The Brubeck group spontaneity can be so cohesive as to appear to have been worked out in advance. In fact, rehearsals are kept to an absolute minimum. “We rehearse when we have to get new numbers together for a record session. And even then a lot of records are rehearsed and planned - as well as made - in the studio. Most of the ‘Time Out’ series has been done that way; not the ‘Time Out’ album itself, although ‘Take Five’ was. The following two albums, ‘Time Further Out’ and ‘Countdown,’ were all new to us when we went into the studio. There’s no rehearsal for individual concerts. It’s in the book - until we forget it. Like, if we had to do some of the things from, say, ‘Eurasia’, we would have to go back and learn them all over again. Some things keep going through the years, like ‘St Louis Blues’. On the old Earl Hines record of ‘St Louis Blues’ they said ‘Play it till 1962’ - and we did!”

As with other great jazzmen, I found Desmond modest in discussing his own performance. I asked him if he did a lot of practice. “Unfortunately, no. Joe is very good at practising all the time, Gene also, and Dave to a certain extent, whenever he can. But I’ve never been able to make any progress just practising. So when we don’t work every night I get rusty very quickly. This is one of the main problems these days, because working concerts is not like working clubs and it’s very hard to keep in shape.

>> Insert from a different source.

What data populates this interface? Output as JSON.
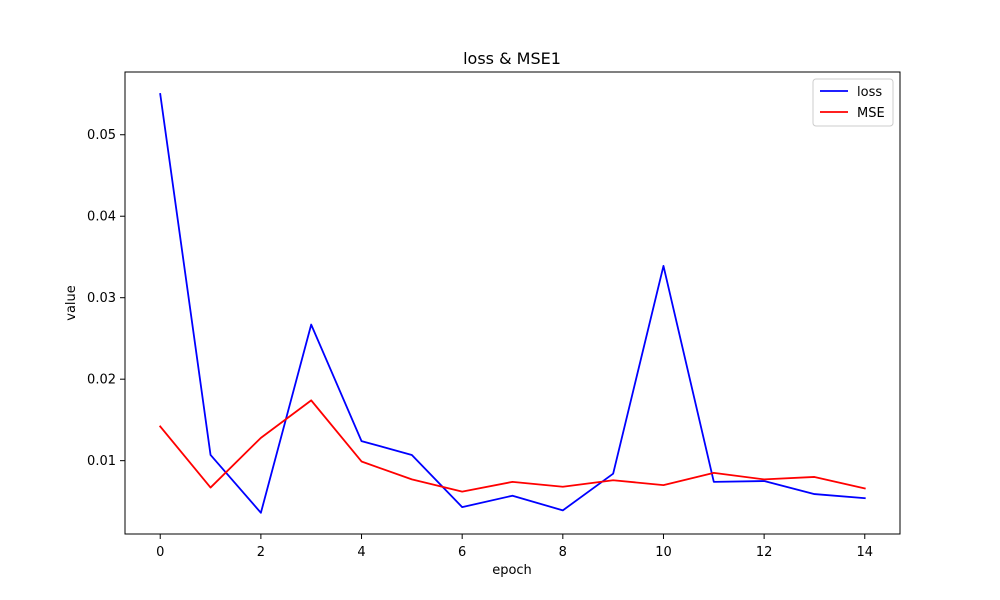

“I feel the necessity for practice, but the results don’t generally justify it. I have a tendency to get bugged by some small thing when I start practising and do one of those Stephen Laycock retroactive bits for five or six hours, ending up playing one interval and working on the intonation or something. After about four hours I come to the job and I can’t play a note! So I’m really better off without practising. I either have to just make it playing the job or forget it. There isn’t time then to get introspective or critical and tear anything apart. You just have to keep going.”

His explanation of how his technical facility came about: “I’ve been playing jobs for a long time, let’s see, twenty years or so. It’s sort of gathered like barnacles.”